ANNA PAIK

Purity and simplicity based on condensed memories

Anna Paik

Born in South Korea, British painter Anna Paik won a merit scholarship to study drawing and painting with leading American painters of figurative art, Sidney Goodman and Will Barnet at the Pennsylvania Academy of Fine Arts in Philadelphia where she won numerous prestigious prizes including W.E. Cresson European Travelling Prize, Benjamin West and Thomas Eakins Prizes. After moving to the UK Paik was awarded first prize in the 2003 Garrick/Milne Prize, a national painting competition, voted unanimously by the jurors including both Christopher Lloyd and Desmond Shawe-Taylor, the last two Surveyors to the Queen’s Pictures. 
Anna has given solo exhibitions in London, Philadelphia and New Orleans along with many group exhibitions in USA, UK and Netherlands. Among juried exhibitions Paik has shown with the Royal Society of Portrait Painters, New English Art Club at the Mall Galleries, National Portrait Gallery among others and was also represented by Wolseley Gallery at London Art Fair. Paik’s paintings are collected in Belgium, France, Hong Kong, Netherlands, South Korea, UK and USA.

”My painting is an act of invocation. I believe all visual arts share a common element; that of storytelling, expressing and ultimately invoking the essence of life force and all that could symbolise. In pursuit of creating paintings of depth and timelessness, I create to capture the lasting power of life that transcends the time and place. 

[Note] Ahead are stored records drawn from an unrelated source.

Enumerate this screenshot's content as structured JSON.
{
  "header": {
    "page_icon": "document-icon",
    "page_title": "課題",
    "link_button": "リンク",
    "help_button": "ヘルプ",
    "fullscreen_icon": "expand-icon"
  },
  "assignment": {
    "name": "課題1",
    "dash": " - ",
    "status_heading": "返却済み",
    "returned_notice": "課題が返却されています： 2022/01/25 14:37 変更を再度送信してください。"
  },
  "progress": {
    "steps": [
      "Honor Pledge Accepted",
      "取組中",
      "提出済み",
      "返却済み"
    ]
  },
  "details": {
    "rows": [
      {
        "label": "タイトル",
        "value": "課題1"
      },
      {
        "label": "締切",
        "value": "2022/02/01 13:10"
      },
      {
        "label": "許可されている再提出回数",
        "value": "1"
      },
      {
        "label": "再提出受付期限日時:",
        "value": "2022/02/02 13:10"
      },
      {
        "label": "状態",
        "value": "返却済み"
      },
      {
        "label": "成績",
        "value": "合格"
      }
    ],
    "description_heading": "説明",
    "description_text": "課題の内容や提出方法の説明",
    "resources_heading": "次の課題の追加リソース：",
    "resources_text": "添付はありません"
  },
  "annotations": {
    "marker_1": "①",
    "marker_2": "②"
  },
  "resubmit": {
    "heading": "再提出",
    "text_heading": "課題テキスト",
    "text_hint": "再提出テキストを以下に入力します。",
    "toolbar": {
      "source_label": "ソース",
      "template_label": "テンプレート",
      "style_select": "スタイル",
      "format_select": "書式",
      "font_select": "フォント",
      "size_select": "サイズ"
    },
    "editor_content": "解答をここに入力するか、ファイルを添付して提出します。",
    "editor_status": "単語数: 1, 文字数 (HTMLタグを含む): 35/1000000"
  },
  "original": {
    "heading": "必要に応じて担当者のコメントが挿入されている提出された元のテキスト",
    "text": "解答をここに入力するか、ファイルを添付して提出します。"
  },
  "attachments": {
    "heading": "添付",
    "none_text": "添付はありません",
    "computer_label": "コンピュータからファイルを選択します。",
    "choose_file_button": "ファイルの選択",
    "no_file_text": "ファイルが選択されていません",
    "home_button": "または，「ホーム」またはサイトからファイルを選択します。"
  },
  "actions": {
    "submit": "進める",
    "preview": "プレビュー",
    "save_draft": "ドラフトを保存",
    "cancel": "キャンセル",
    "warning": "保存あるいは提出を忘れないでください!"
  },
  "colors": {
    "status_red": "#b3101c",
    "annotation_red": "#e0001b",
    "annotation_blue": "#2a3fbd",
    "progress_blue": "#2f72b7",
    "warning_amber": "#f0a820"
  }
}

As Bernard Leach devoted his life to the art of fusing an oriental aesthetic with his own western sensibility opening up a new visual experience, I have searched and experimented to conjure up the spiritual quality of my Korean roots; that of purity and simplicity based on condensed memories of my childhood combined together with the uniquely western art medium of oil painting which is my passion.”

“…Anna Paik’s paintings of Korean pots absolutely amazed me. They ring with silence. There is a timeless quality to them which forces the viewer to leave behind the reference points of daily life and enter another world, another zone… And their emptiness is not a void but a symbol: if we approach any work of art with that emptiness which suggests receptivity and space we are more likely to be refilled and fulfilled.”